Point de vue – Tunisie. « Le décret des dieux »

 Point de vue – Tunisie. « Le décret des dieux »

PRESIDENCE DE LA TUNISIE / HANDOUT / AGENCE ANADOLU / AGENCE ANADOLU VIA AFP

Le décret est un mode dangereux de gouvernement politique par l’abus qu’il véhicule. L’état d’exception tunisien en élargit la pratique. Tout l’ordre juridique et politique relève aujourd’hui du décret.

 

Il est clair que depuis l’indépendance en Tunisie, le « décret » reste un acte supérieur et plus puissant politiquement que la « loi », qui, visiblement a peu de portée, et même de sens dans un monde arabe autoritaire, dans lequel le gouvernement par les hommes prime le gouvernement par la loi. Œuvre de raison, la loi est faite pour les peuples rationnels, pas pour les peuples culturellement traditionalistes, et donc irrationnels. Les citoyens y croient très peu, préférant les arrangements et combines. Ceux-là mêmes qui font les « lois » en Tunisie n’y croient pas, avant comme après la révolution. Ils ont toujours manifesté, par un moyen (le parti unique ou inique) ou un autre (la corruption) leur peu d’intérêt pour l’Etat de droit et la chose publique.

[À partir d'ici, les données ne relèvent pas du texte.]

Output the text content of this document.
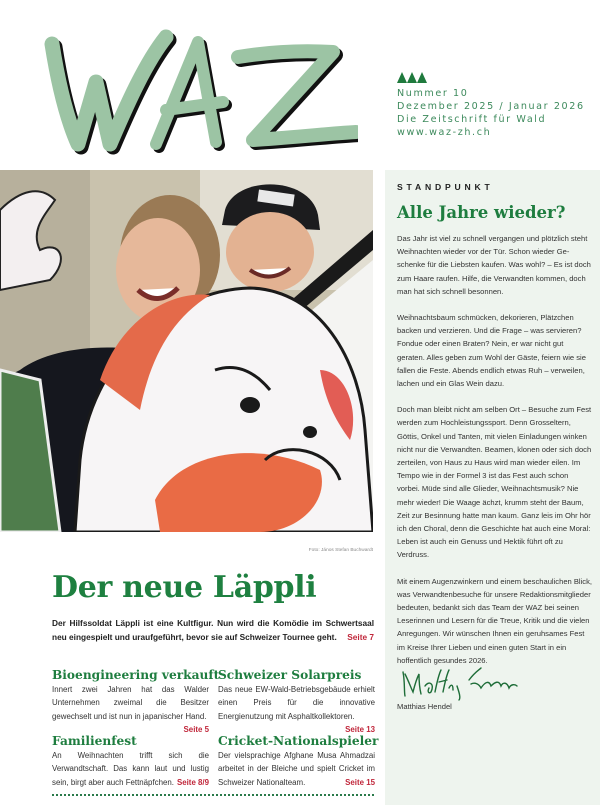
Nummer 10
Dezember 2025 / Januar 2026
Die Zeitschrift für Wald
www.waz-zh.ch
Foto: János Stefan Buchwardt
Der neue Läppli
Der Hilfssoldat Läppli ist eine Kultfigur. Nun wird die Komödie im Schwertsaal neu eingespielt und uraufgeführt, bevor sie auf Schweizer Tournee geht. Seite 7
Bioengineering verkauft

Innert zwei Jahren hat das Walder Unternehmen zweimal die Besitzer gewechselt und ist nun in japanischer Hand.
Seite 5

Schweizer Solarpreis

Das neue EW-Wald-Betriebsgebäude erhielt einen Preis für die innovative Energienutzung mit Asphaltkollektoren.
Seite 13

Familienfest

An Weihnachten trifft sich die Verwandtschaft. Das kann laut und lustig sein, birgt aber auch Fettnäpfchen. Seite 8/9

Cricket-Nationalspieler

Der vielsprachige Afghane Musa Ahmadzai arbeitet in der Bleiche und spielt Cricket im Schweizer Nationalteam.	Seite 15

STANDPUNKT
Alle Jahre wieder?

Das Jahr ist viel zu schnell vergangen und plötzlich steht Weihnachten wieder vor der Tür. Schon wieder Geschenke für die Liebsten kaufen. Was wohl? – Es ist doch zum Haare raufen. Hilfe, die Verwandten kommen, doch man hat sich schnell besonnen.

Weihnachtsbaum schmücken, dekorieren, Plätzchen backen und verzieren. Und die Frage – was servieren? Fondue oder einen Braten? Nein, er war nicht gut geraten. Alles geben zum Wohl der Gäste, feiern wie sie fallen die Feste. Abends endlich etwas Ruh – verweilen, lachen und ein Glas Wein dazu.

Doch man bleibt nicht am selben Ort – Besuche zum Fest werden zum Hochleistungssport. Denn Grosseltern, Göttis, Onkel und Tanten, mit vielen Einladungen winken nicht nur die Verwandten. Beamen, klonen oder sich doch zerteilen, von Haus zu Haus wird man wieder eilen. Im Tempo wie in der Formel 3 ist das Fest auch schon vorbei. Müde sind alle Glieder, Weihnachtsmusik? Nie mehr wieder! Die Waage ächzt, krumm steht der Baum, Zeit zur Besinnung hatte man kaum. Ganz leis im Ohr hör ich den Choral, denn die Geschichte hat auch eine Moral: Leben ist auch ein Genuss und Hektik führt oft zu Verdruss.

Mit einem Augenzwinkern und einem beschaulichen Blick, was Verwandtenbesuche für unsere Redaktionsmitglieder bedeuten, bedankt sich das Team der WAZ bei seinen Leserinnen und Lesern für die Treue, Kritik und die vielen Anregungen. Wir wünschen Ihnen ein geruhsames Fest im Kreise Ihrer Lieben und einen guten Start in ein hoffentlich gesundes 2026.

Matthias Hendel
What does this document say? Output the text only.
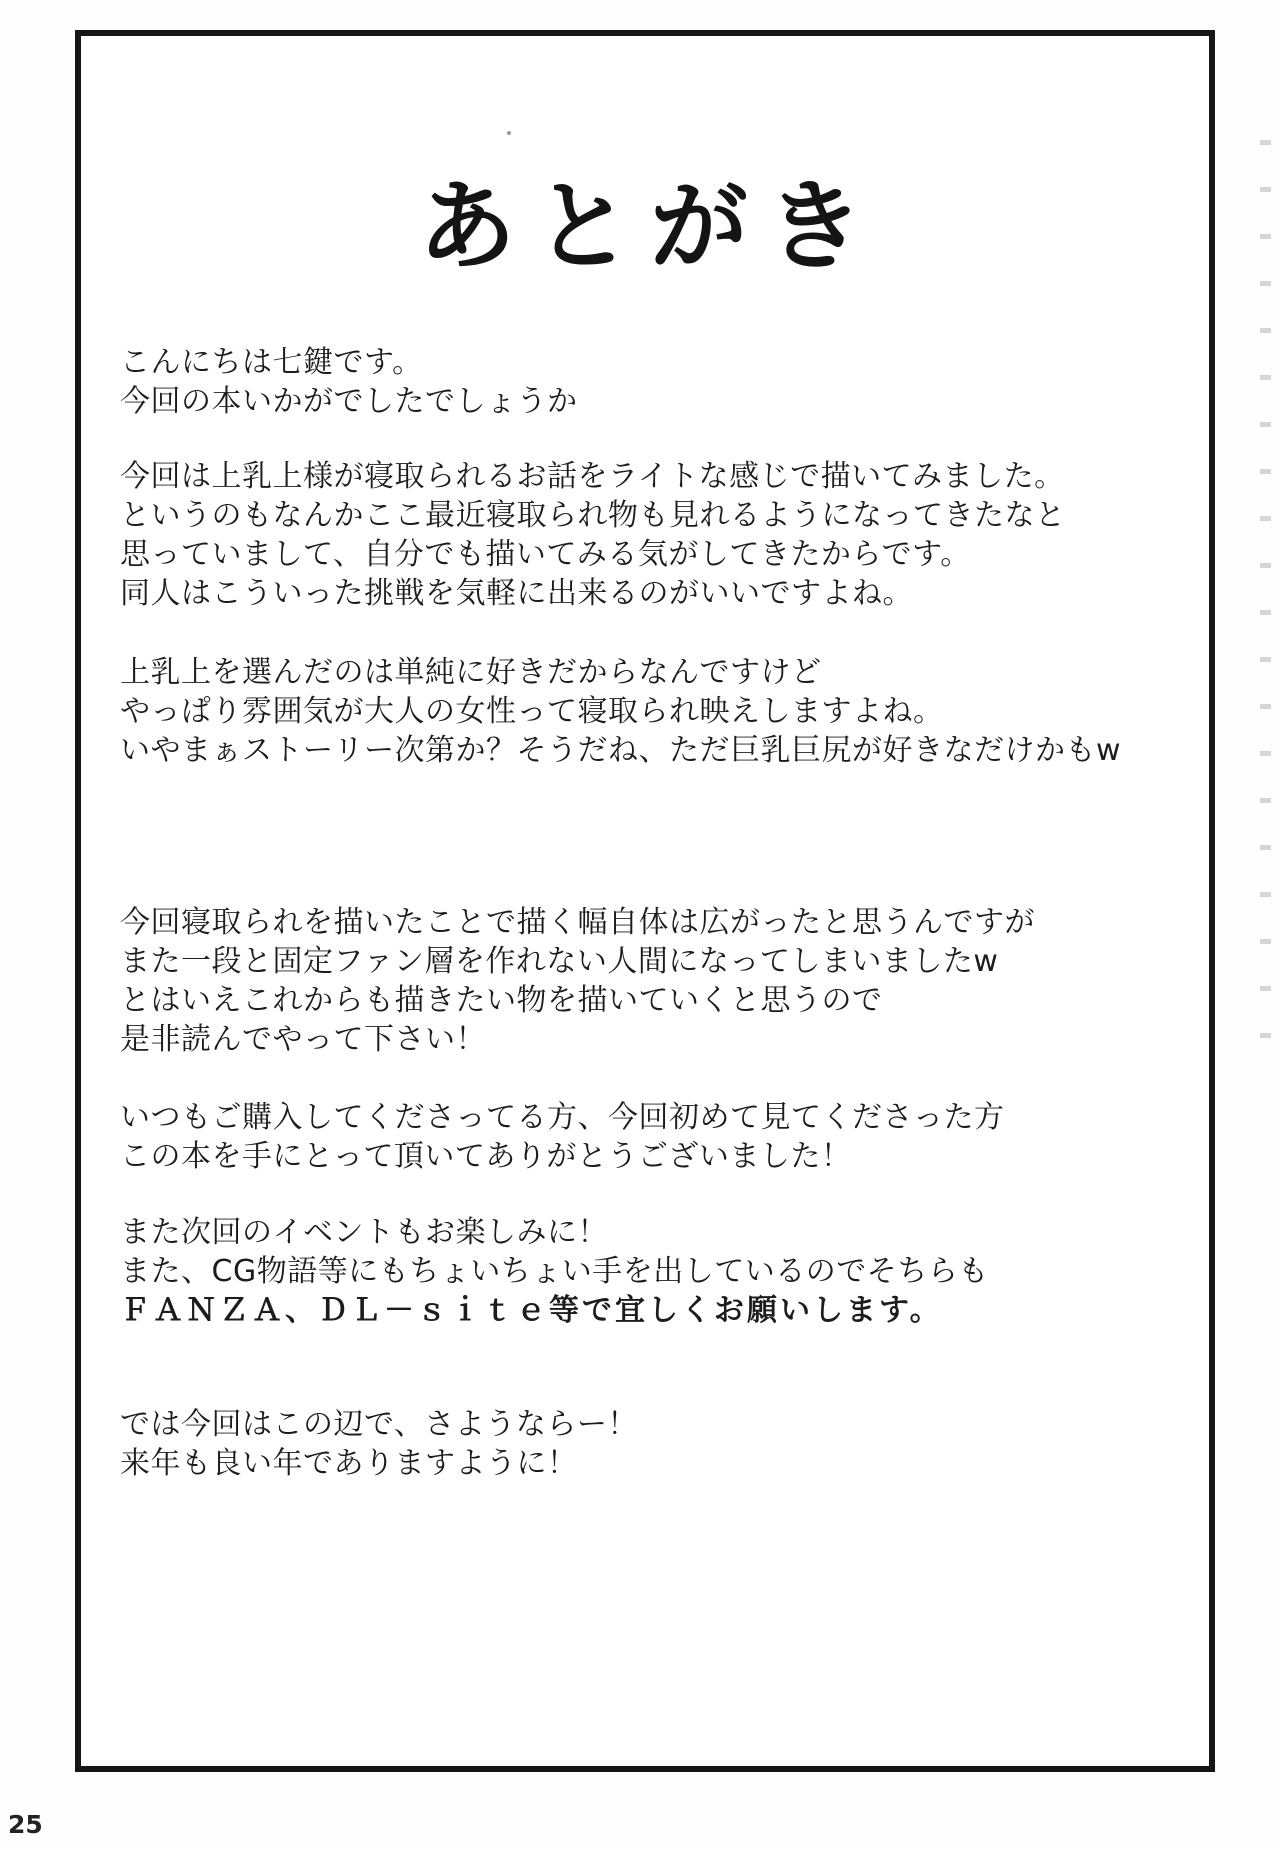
あとがき
こんにちは七鍵です。
今回の本いかがでしたでしょうか
今回は上乳上様が寝取られるお話をライトな感じで描いてみました。
というのもなんかここ最近寝取られ物も見れるようになってきたなと
思っていまして、自分でも描いてみる気がしてきたからです。
同人はこういった挑戦を気軽に出来るのがいいですよね。
上乳上を選んだのは単純に好きだからなんですけど
やっぱり雰囲気が大人の女性って寝取られ映えしますよね。
いやまぁストーリー次第か？そうだね、ただ巨乳巨尻が好きなだけかもw
今回寝取られを描いたことで描く幅自体は広がったと思うんですが
また一段と固定ファン層を作れない人間になってしまいましたw
とはいえこれからも描きたい物を描いていくと思うので
是非読んでやって下さい！
いつもご購入してくださってる方、今回初めて見てくださった方
この本を手にとって頂いてありがとうございました！
また次回のイベントもお楽しみに！
また、CG物語等にもちょいちょい手を出しているのでそちらも
ＦＡＮＺＡ、ＤＬ－ｓｉｔｅ等で宜しくお願いします。
では今回はこの辺で、さようならー！
来年も良い年でありますように！
25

Il en va ainsi dans les régimes autoritaires, en temps normal comme lors de circonstances exceptionnelles. La « loi » n’a de sens que pour permettre, non pas au parlement, mais au chef de l’exécutif, le président de la République, d’avoir l’initiative du jeu politique, et de faire politiquement ce qu’il ne peut formellement pas faire avec le décret. Mais la puissance politique réside véritablement dans le « décret », qui autonomiste véritablement le pouvoir présidentiel à l’intérieur de l’Etat et le libère de tout contrôle, de toute résistance. Dans les faits, la fameuse pyramide des normes du juriste et philosophe autrichien Hans Kelsen signifie en Tunisie l’inverse de ce qu’elle symbolise. Sur le plan politique, c’est le décret qui prime, pas la loi, tous les deux entre les mains du président, chef de l’exécutif. Dans l’ancien régime, le décret passait même avant la Constitution, notamment lorsque la Constitution contrarie la volonté politique du président autocrate. Elle aussi, était entre les mains du président Bourguiba, puis Ben Ali, puis des majorités islamistes de coalition, et maintenant du président Saied.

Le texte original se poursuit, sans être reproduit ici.